Luck Playoff  Football

Oliver Luck speaks with members of the media at the NCAA Convention in Oxon, Md., Friday, Jan. 16, 2015. Former West Virginia athletic director and selection committee member Oliver Luck says the College Football Playoff should stay at four. Now with the NCAA, Luck says it should be hard to get into the playoff. (AP Photo/Cliff Owen)

AP

The latest hot-button topic in sports -- the rise of daily fantasy sports and the prominence of the companies that provide them, DraftKings and FanDuel -- has reached the collegiate ranks.

Division I athletic directors met in Dallas this week, and during those meeting, NCAA VP Oliver Luck told the crowd that the association believes that fantasy sports falls under the umbrella of gambling, and NCAA rules prohibit any athlete from gambling:

Here’s a statement given to ESPN.com by Mark Strothkamp, the NCAA’s director of enforcement:

“NCAA member schools have defined sports wagering as putting something at risk -- such as an entry fee -- with the opportunity to win something in return, which includes fantasy league games. Because of this, student-athletes, coaches, administrators and national office staff may not participate in a fantasy league game with a paid entry fee.”

Anyone with an ounce of common sense will tell you that playing fantasy sports with money on the line is a form of gambling, particularly daily fantasy sports. You’re betting that the roster you put together will be better than the roster of whoever your money is going up against. There’s certainly a skilled involved -- everyone knows you don’t draft a quarterback in the first two rounds -- but there’s also a skill involved in blackjack and poker.

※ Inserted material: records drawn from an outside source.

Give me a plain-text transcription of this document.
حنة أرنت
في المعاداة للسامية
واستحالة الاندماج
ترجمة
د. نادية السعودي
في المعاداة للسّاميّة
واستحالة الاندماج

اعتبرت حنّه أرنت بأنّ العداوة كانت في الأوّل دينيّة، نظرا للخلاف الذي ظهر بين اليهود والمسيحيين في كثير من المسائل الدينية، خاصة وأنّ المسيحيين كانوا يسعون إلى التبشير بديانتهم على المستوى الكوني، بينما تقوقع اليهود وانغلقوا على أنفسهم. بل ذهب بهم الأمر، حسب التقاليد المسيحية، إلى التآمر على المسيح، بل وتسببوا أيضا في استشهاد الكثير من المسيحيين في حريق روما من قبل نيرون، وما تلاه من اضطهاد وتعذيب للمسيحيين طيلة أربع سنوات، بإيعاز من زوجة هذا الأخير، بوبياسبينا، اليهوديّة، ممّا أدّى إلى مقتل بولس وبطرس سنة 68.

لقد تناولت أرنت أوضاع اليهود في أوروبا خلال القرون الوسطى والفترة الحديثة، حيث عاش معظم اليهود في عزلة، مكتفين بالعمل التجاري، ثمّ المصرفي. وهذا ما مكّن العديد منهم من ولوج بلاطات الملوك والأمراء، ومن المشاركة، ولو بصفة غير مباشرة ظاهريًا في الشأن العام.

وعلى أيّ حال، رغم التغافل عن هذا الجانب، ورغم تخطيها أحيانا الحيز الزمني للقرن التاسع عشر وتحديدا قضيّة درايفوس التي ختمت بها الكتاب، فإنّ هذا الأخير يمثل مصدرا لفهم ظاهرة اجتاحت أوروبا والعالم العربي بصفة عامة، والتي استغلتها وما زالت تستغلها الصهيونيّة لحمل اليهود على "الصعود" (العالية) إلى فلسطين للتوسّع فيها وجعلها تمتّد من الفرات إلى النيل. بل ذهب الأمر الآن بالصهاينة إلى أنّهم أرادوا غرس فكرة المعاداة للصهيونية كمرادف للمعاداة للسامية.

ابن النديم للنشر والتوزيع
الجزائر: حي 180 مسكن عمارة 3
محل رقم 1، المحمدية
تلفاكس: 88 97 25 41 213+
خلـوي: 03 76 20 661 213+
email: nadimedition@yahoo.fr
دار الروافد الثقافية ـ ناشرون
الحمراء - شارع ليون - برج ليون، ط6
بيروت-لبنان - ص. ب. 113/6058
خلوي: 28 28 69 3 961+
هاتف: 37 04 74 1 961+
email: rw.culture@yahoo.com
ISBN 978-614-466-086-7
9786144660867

And that’s certainly gambling.

From a legal perspective, however, fantasy sports are not considered gambling, as the Unlawful Internet Gambling Enforcement Act (UIGEA) of 2006 has specific language that excludes games that have “an outcome that is determined predominantly by accumulated statistical results of sporting events”.

Here’s the other part of it: the NCAA and it’s member schools have no issue with cashing checks that are going to come from the daily fantasy companies. If you’ve watched any football this season, you’ve likely been inundated with ads for both FanDuel and DraftKings. DraftKings has reportedly spent $100 million on television ads this year alone. The money that they pay the cable networks to play their ads helps those cable networks pay for the television rights to broadcast college football and basketball games.

The explosion of daily fantasy sports has caught people off guard. The industry has changed dramatically in the last two years. Changes are, eventually, going to be coming, but it will be interesting to see just what those changes entail.